PF prende 18 suspeitos de desvio de verba pública federal em Arraial do Cabo (RJ)
Investigações do MPF revelam esquema para desviar recursos públicos liberados pela Funasa
Rio de Janeiro|Do R7
A Justiça Federal decretou a prisão temporária de 15 suspeitos de integrar quadrilha envolvida em esquema de desvio de recursos públicos federais no município de Arraial do Cabo, na Região dos Lagos do Rio de Janeiro. Por volta das 12h10, a Polícia Federal informou que 18 pessoas haviam sido presas, entre elas, o diretor de adminsitração da prefeitura de Arraial, o secretário de Esportes e integrantes da comissão de licitação. A PF não soube informar se suspeitos foram presos em flagrante na operação.
Após pedido do MPF (Ministério Público Federal) em São Pedro da Aldeia (RJ), a Justiça expediu também mandados de busca e apreensão nos endereços residenciais dos investigados e no gabinete do secretário de Esporte e Lazer de Arraial do Cabo. A Polícia Federal cumpre os mandados nesta sexta-feira (22) na operação Fio de Ariadne.

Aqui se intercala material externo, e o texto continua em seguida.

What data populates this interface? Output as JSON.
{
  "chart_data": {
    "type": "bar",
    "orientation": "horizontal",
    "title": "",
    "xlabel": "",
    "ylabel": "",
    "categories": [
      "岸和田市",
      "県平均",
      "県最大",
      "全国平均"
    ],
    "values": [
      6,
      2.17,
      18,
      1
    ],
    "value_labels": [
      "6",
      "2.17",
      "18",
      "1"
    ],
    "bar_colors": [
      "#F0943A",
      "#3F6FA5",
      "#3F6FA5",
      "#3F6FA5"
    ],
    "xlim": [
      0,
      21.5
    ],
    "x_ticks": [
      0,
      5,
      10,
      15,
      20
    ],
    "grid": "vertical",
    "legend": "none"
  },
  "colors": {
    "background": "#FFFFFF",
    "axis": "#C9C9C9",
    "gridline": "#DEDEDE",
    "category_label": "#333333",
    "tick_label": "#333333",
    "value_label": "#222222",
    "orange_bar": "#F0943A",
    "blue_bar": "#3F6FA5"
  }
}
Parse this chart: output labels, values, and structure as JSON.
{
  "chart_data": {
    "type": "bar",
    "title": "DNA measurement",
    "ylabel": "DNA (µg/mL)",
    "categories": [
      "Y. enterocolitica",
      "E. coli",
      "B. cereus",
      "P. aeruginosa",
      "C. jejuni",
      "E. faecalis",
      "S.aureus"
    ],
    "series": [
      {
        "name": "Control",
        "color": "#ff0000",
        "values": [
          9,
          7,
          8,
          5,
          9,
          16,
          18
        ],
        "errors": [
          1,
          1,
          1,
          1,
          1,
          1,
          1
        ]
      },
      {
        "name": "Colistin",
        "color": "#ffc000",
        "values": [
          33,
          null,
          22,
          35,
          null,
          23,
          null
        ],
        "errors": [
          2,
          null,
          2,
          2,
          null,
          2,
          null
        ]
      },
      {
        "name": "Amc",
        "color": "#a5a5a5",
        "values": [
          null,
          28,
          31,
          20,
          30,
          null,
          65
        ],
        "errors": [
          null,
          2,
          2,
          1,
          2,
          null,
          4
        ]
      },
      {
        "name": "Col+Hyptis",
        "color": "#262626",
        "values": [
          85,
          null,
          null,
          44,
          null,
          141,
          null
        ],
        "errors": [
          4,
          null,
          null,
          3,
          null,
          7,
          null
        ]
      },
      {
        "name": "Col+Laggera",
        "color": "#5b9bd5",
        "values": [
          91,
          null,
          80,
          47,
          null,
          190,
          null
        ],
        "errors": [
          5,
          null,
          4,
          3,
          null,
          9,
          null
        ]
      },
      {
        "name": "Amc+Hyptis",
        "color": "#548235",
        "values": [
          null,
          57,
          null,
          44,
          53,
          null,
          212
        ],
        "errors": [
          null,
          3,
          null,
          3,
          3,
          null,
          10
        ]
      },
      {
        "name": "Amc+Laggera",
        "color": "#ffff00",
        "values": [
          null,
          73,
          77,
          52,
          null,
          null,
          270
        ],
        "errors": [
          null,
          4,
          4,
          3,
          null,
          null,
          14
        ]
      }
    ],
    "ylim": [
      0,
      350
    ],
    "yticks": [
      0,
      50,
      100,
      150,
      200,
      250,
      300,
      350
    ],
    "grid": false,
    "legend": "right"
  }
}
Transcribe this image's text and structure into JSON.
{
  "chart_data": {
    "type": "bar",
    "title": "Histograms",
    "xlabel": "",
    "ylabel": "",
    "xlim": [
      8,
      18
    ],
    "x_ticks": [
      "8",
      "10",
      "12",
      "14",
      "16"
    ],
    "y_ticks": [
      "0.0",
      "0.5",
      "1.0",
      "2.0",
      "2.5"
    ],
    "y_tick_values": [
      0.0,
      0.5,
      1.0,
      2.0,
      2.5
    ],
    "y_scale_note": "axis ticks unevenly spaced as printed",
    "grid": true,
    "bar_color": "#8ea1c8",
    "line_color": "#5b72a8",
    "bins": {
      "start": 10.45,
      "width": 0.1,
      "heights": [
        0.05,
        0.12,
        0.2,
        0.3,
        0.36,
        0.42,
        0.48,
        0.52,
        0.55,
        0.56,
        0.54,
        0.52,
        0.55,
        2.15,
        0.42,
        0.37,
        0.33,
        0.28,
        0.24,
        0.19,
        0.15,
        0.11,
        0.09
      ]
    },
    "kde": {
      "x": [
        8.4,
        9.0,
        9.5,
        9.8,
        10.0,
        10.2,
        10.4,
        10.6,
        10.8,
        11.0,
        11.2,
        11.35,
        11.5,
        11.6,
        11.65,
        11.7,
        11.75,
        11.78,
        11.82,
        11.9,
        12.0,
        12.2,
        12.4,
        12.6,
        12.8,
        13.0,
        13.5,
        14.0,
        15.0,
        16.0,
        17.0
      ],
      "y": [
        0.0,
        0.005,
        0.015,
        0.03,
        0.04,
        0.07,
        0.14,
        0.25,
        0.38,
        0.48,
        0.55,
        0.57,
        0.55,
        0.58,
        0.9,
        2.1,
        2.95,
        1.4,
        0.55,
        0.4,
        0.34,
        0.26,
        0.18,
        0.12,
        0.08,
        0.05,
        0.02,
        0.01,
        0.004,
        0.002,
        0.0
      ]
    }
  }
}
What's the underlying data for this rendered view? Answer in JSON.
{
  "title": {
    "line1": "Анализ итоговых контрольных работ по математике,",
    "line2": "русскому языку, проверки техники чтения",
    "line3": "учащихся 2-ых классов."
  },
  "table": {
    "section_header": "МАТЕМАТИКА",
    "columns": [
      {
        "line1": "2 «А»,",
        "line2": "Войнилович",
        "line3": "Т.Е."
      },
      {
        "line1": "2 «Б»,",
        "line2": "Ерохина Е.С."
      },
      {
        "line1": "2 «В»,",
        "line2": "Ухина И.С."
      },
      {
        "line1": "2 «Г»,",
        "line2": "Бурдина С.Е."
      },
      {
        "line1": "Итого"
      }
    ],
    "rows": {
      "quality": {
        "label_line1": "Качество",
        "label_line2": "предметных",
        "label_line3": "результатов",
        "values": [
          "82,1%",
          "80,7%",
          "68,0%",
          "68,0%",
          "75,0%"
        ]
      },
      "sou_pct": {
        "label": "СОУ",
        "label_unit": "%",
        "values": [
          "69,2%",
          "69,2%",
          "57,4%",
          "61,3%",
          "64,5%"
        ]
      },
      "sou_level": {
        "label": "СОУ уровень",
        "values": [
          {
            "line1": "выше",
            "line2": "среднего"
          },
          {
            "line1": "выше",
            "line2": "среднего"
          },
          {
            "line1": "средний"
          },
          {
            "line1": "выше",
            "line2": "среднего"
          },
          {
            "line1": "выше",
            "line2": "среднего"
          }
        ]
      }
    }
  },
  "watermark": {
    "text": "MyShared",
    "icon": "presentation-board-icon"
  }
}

Investigações do MPF revelaram esquema para desviar recursos públicos liberados pela Funasa (Fundação Nacional de Saúde) para execução de obras de melhorias sanitárias. A Esac (Empresa de Saneamento de Arraial do Cabo), sociedade de economia mista municipal envolvida nas irregularidades segundo o MPF, recebeu cerca de R$ 550 mil dos recursos da Funasa.
O MPF diz que o esquema criminoso consistia na montagem de vários contratos de locação fraudulentos de veículos, que eram utilizados supostamente pela Esac. Segundo a Procuradoria, os contratos eram feitos mediante a dispensa indevida de licitação e com o direcionamento para particulares que normalmente possuíam algum vínculo com a própria Esac.
Em um dos contratos, aponta a investigação, a empresa pagou R$ 2.000 mensais para alugar um Ford Escort 2001, que estava avaliado em cerca de R$ 12 mil. O veículo jamais foi visto no pátio da Esac e nunca foi utilizado em serviço, assim como diversos carros também alugados em contratos fraudulentos pela empresa. Entre os envolvidos no esquema, diz a Procuradoria, estão o presidente e um ex-presidente da Esac, o secretário de Esporte e Lazer de Arraial do Cabo e servidores e funcionários públicos municipais.
Em nota, a prefeitura da cidade declarou que a Esac havia recebido cerca de R$ 550 mil da Funasa para construção de 180 banheiros em casas de pessoas de baixa renda. Após o término da obra, foram construídos mais 50 banheiros e devolvidos R$ 40 mil a Funasa.
Sobre as irregularidades na locação de veículos utilizados pela Esac durante a obra, a prefeitura disse que os envolvidos já vinham prestando depoimento e tiveram prisão cautelar para averiguação das informações.